Good call, it was probably a mistake to bring up the 2-3 transition there.
A more precise way to say it is that not supporting the threading module, or only supporting it with strong caveats is a valid choice to make. See, for example, the pytest or python-zstandard documentation.
That’s more or less the status quo for a lot of libraries.
From my own experience of having done this for a few projects I would say that running the single threaded test suite under the free-threading build is unlikely to surface any issues. What did reveal issues was running the test suite with Quansight’s pytest-run-parallel. If you pip install pytest-run-parallel then you can run your tests with
pytest --parallel-threads=5 --iterations=10
This runs your test suite but runs each test multiple times simultaneously using a thread pool. You can use it with the free-threaded build or with the GIL build. I found that this threw up a lot of false positives but also surfaced what look like a few real issues (although I haven’t looked into them in detail yet). The false positives are that the test suites are not designed for multithreading and mutate global state (e.g. the warnings module filters don’t work with multithreading). The real issues are that I have see a test failure from pure Python code that I assume is something to do with a global cache and I have seen a segfault from a particular extension module under the free threading build.
Using pytest-parallel-threads is a cheap way to test multithreading using your single threaded test suite and probably gives a reasonable first approximation for what it might like if the library is used in a multithreaded program. It does not however stress some of the biggest problems like what happens when objects are shared between threads so for that you probably would need to write some explicit tests. In my case it was fairly obvious that some extension types would potentially crash if mutated by multiple threads but still not trivial to produce a test that stressed this enough to manifest the crash.
Of course having identified any issues you are left with a choice for what to do about them. @ngoldbaum outlined many valid choices. I would say that right now it should be considered reasonable to just document any known issues, say that it is all experimental, and put the package out for others to experiment with. Anyone who uses the free-threaded build with or without your package should understand that they are an early adopter and it is expected that they might run into problems.
The Steering Council (SC) approves PEP 779, with the effect of removing the “experimental” tag from the free-threaded build of Python 3.14.
Along with this, the SC considers the following requirements must be addressed during Phase II. Meeting these ensures that free-threading support can mature into a safe and scalable default in future versions of Python. This is not an exhaustive list, and any other previous requirements should still be met.
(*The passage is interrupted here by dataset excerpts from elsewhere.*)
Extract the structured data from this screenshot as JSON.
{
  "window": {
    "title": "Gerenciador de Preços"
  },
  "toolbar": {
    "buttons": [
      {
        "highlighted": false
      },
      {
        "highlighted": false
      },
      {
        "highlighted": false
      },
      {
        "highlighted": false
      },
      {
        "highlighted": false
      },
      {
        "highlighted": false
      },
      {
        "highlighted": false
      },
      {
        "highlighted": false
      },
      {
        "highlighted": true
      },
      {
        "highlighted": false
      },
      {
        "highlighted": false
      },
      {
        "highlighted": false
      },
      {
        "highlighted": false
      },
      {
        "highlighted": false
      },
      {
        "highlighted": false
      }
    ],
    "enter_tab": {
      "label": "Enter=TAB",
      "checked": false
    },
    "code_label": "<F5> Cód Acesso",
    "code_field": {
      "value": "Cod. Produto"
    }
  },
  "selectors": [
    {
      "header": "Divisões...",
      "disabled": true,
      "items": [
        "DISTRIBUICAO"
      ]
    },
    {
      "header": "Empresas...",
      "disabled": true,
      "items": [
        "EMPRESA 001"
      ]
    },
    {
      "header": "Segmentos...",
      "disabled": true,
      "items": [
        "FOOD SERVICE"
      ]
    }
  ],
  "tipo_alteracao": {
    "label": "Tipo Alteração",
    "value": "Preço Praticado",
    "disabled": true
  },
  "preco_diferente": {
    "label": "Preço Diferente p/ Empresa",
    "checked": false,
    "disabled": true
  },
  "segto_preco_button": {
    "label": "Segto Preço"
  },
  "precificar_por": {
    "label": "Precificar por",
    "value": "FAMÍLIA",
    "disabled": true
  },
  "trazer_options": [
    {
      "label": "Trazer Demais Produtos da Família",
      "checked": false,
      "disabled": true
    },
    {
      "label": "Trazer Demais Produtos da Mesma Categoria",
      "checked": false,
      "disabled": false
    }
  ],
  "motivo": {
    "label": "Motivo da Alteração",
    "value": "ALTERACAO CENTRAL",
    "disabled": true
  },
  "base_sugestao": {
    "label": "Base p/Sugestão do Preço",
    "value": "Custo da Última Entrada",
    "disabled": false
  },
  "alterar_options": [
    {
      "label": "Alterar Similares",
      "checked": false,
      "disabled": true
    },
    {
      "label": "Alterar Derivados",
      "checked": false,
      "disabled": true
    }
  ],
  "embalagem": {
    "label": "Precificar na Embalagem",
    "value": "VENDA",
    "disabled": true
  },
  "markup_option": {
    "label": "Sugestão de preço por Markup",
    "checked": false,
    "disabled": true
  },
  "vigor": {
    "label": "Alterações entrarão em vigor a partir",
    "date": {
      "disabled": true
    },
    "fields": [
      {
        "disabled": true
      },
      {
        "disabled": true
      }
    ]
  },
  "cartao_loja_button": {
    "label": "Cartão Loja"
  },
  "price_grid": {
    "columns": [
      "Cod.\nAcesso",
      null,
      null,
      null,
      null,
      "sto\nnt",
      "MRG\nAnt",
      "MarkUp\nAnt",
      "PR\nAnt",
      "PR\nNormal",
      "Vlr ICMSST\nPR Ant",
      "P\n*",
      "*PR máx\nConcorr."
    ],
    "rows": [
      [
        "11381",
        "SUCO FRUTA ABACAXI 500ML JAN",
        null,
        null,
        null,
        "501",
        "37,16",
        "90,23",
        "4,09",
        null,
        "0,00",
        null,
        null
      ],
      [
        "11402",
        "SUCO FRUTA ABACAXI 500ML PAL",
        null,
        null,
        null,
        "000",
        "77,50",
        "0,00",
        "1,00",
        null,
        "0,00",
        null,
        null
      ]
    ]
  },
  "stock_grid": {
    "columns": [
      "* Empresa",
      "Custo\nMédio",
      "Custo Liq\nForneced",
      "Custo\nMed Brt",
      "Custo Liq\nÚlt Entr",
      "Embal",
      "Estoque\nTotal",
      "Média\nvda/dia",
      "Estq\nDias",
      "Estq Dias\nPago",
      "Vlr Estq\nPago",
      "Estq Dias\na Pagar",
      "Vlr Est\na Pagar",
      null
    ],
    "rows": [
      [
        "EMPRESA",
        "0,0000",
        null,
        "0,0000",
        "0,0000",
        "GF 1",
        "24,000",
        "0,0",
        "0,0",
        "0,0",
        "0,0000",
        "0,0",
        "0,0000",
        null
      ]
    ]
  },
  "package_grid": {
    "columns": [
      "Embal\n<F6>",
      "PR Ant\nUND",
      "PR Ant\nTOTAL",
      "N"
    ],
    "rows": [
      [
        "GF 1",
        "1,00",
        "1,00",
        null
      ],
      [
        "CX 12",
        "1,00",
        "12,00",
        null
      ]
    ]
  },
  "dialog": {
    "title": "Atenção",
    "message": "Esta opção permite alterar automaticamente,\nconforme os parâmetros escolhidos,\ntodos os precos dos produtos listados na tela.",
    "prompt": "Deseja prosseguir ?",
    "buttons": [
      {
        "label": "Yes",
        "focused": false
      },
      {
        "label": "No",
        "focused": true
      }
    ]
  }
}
C API/ABI compatibility and Stable ABI for free-threading
Any proposed changes that break existing API or ABI guarantees must be agreed to in advance with the C API Working Group. Limited C APIs for free-threading must provide a reliable foundation so that third-party library maintainers, particularly those who rely on the C API, can plan their support with confidence. The Steering Council also expects that Stable ABI for free-threading should be prepared and defined for Python 3.15.
Requirements for new experimental projects within CPython
New experimental projects within CPython must be compatible with, and should be based on the free-threading build. The SC encourages this direction to reduce engineering complexity caused by supporting both GIL and free-threaded builds.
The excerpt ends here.